Advertisement

Expand GAIN: It Works

Share

Washington, in the fervor to balance the budget and trim government expenses, should not shortchange Greater Avenues for Independence, California’s successful welfare-to-work program.

GAIN deserves strong federal support. It won’t get it if Congress freezes welfare spending and gives the states block grants. This approach, pushed by Republicans in the House and Senate, would force Sacramento to choose between expanding GAIN or adequately funding welfare checks.

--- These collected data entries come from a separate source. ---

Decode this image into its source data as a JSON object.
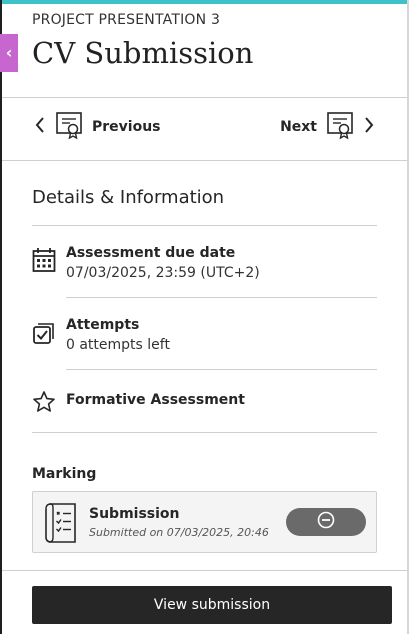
{
  "header": {
    "subtitle": "PROJECT PRESENTATION 3",
    "title": "CV Submission"
  },
  "close_tab": {
    "glyph": "‹",
    "icon": "chevron-left-icon",
    "color": "#c766cf"
  },
  "nav": {
    "previous_label": "Previous",
    "next_label": "Next",
    "prev_icon": "chevron-left-icon",
    "next_icon": "chevron-right-icon",
    "item_icon": "certificate-icon"
  },
  "details": {
    "section_title": "Details & Information",
    "items": [
      {
        "icon": "calendar-icon",
        "label": "Assessment due date",
        "value": "07/03/2025, 23:59 (UTC+2)"
      },
      {
        "icon": "attempts-check-icon",
        "label": "Attempts",
        "value": "0 attempts left"
      },
      {
        "icon": "star-icon",
        "label": "Formative Assessment",
        "value": ""
      }
    ]
  },
  "marking": {
    "title": "Marking",
    "submission": {
      "icon": "checklist-document-icon",
      "name": "Submission",
      "meta": "Submitted on 07/03/2025, 20:46",
      "status_icon": "minus-circle-icon"
    }
  },
  "footer": {
    "view_button": "View submission"
  },
  "colors": {
    "accent": "#3cc2c8",
    "close_tab": "#c766cf",
    "primary_button": "#262626",
    "status_pill": "#6a6a6a",
    "card_bg": "#f4f4f4"
  }
}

If the Republicans prevail as expected in the Senate, the Clinton Administration estimates that California would lose $2.8 billion over five years from Aid to Families With Dependent Children, the nation’s main welfare program. That’s a big hit.

Advertisement

Senate Finance Chairman Bob Packwood (R-Oregon) disputes those figures. But there is no disputing the tough choices Sacramento would be forced to make if Washington freezes welfare spending with no provision for growth even if the population increases, the unemployment rate soars or the state suffers another prolonged recession.

The Senate bill would allow governors who faced such hardships to borrow from Washington. Realistically, few governors, awash in red ink, would want a loan on top of other fiscal troubles.

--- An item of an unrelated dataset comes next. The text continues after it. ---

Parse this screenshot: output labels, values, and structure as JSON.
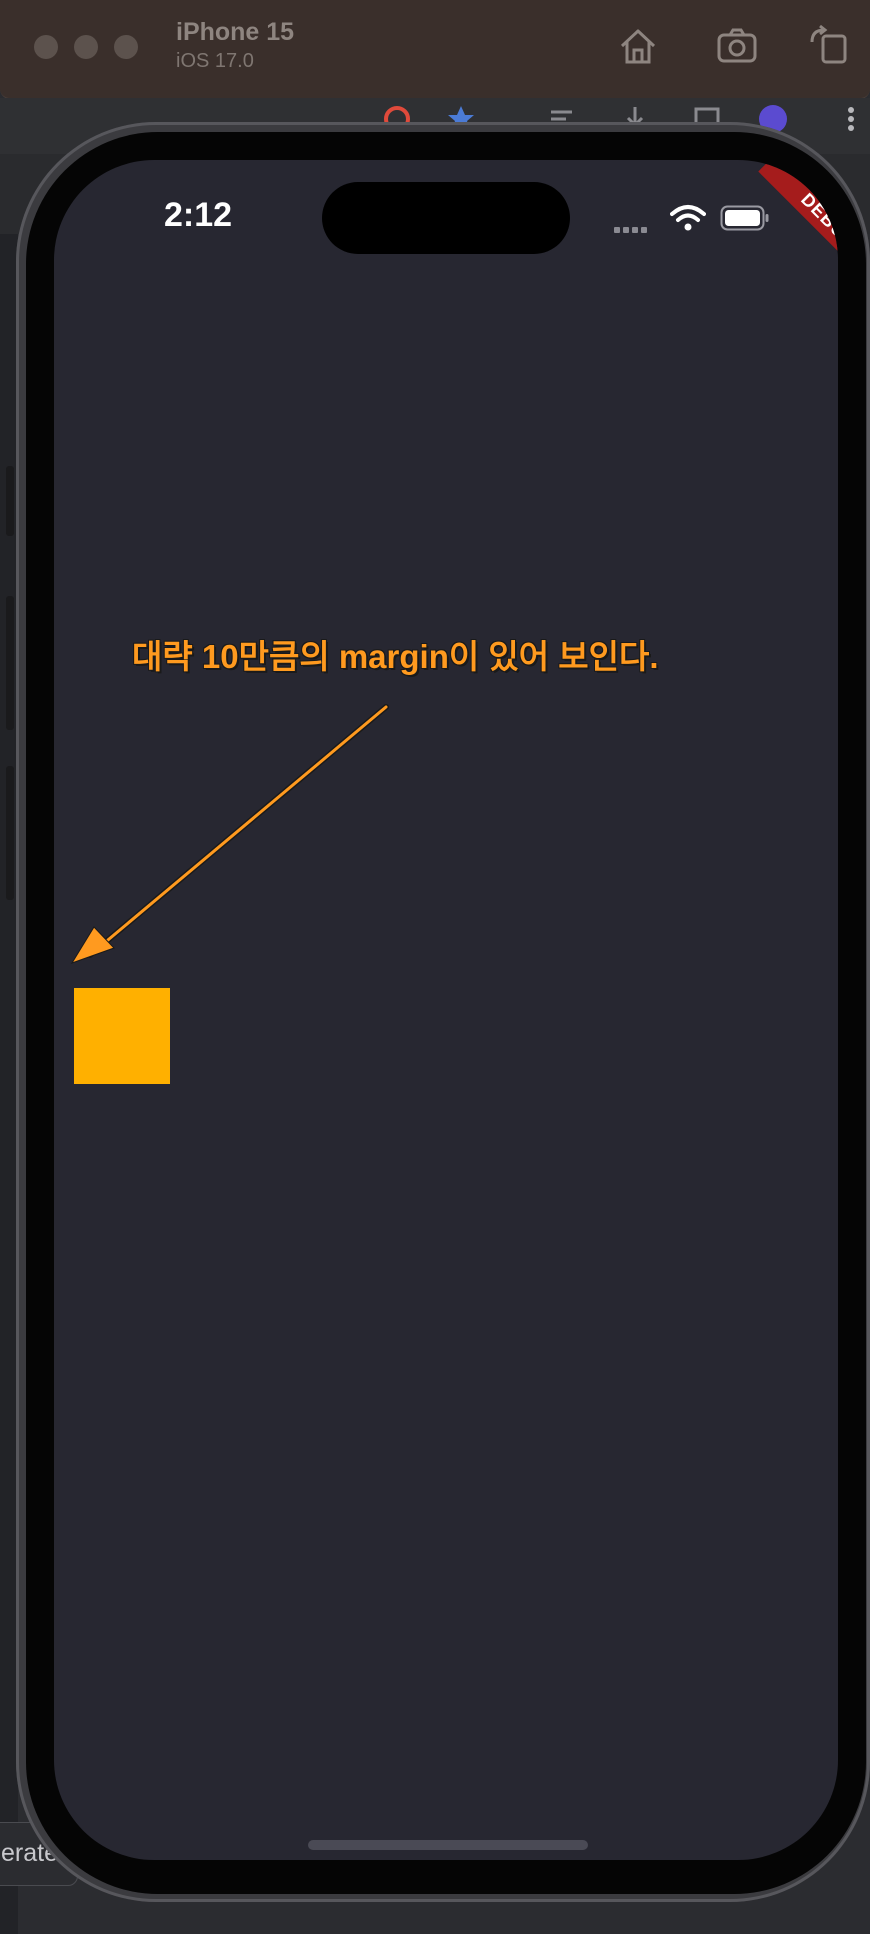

Republicans also argue that states could spend the welfare money any way the governor and legislature choose. States need flexibility to experiment, but governors also need enough funding to take care of basic needs and take advantage of the new flexibility.

GAIN is a good example. It works. The program provides training, education, counseling, child care and other support to help poor people get off of AFDC and into jobs. Replacing welfare checks with pay checks is the goal of welfare reform.

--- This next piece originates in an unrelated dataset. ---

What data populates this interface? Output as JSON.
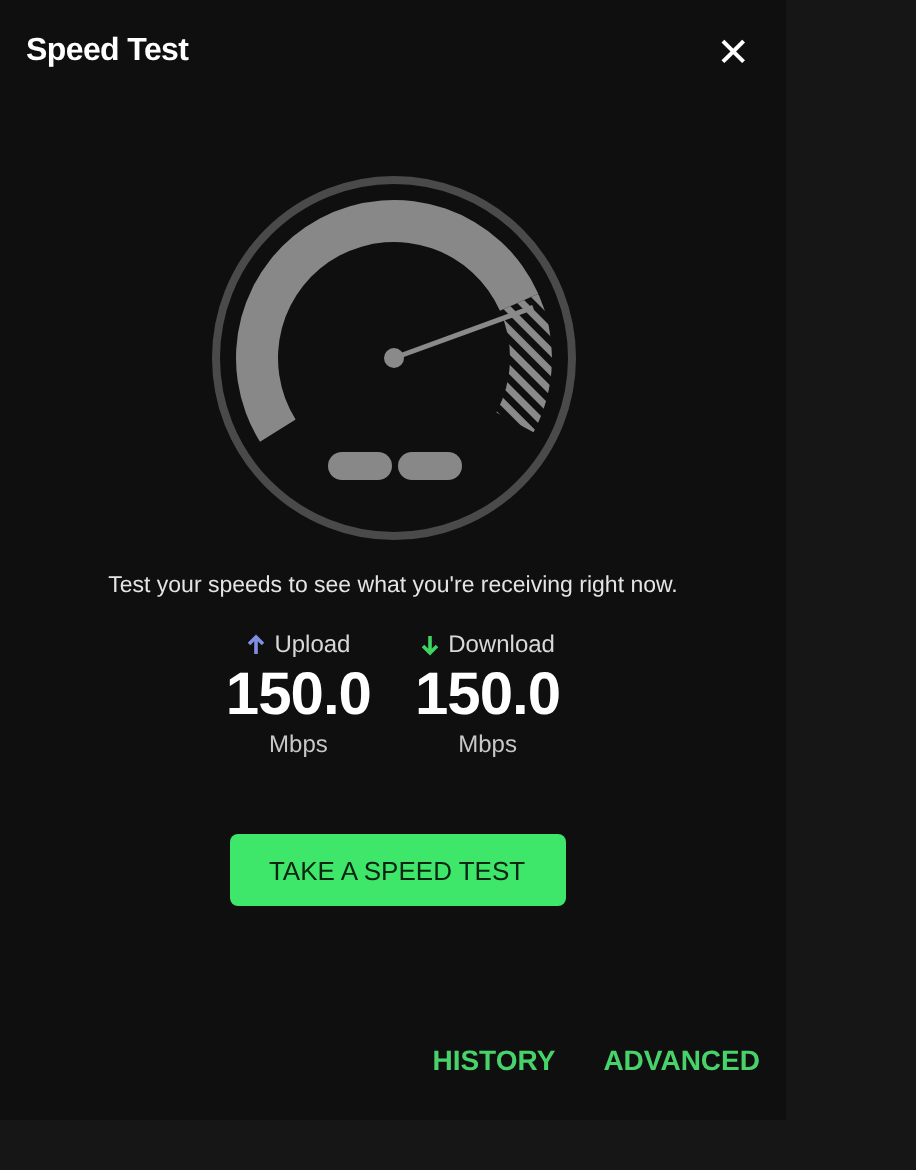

GAIN, though expensive, also saves money. Every dollar invested last year in the Riverside County program, the state’s most successful workfare effort, returned $1.84 in reduced welfare costs. The $10.5 million spent on operating costs returned more than $18 million in savings. Washington ought to find more ways to duplicate that outstanding return.

GAIN moves poor parents from AFDC to work without punishing their children, or ripping off taxpayers. Washington ought to build on this success.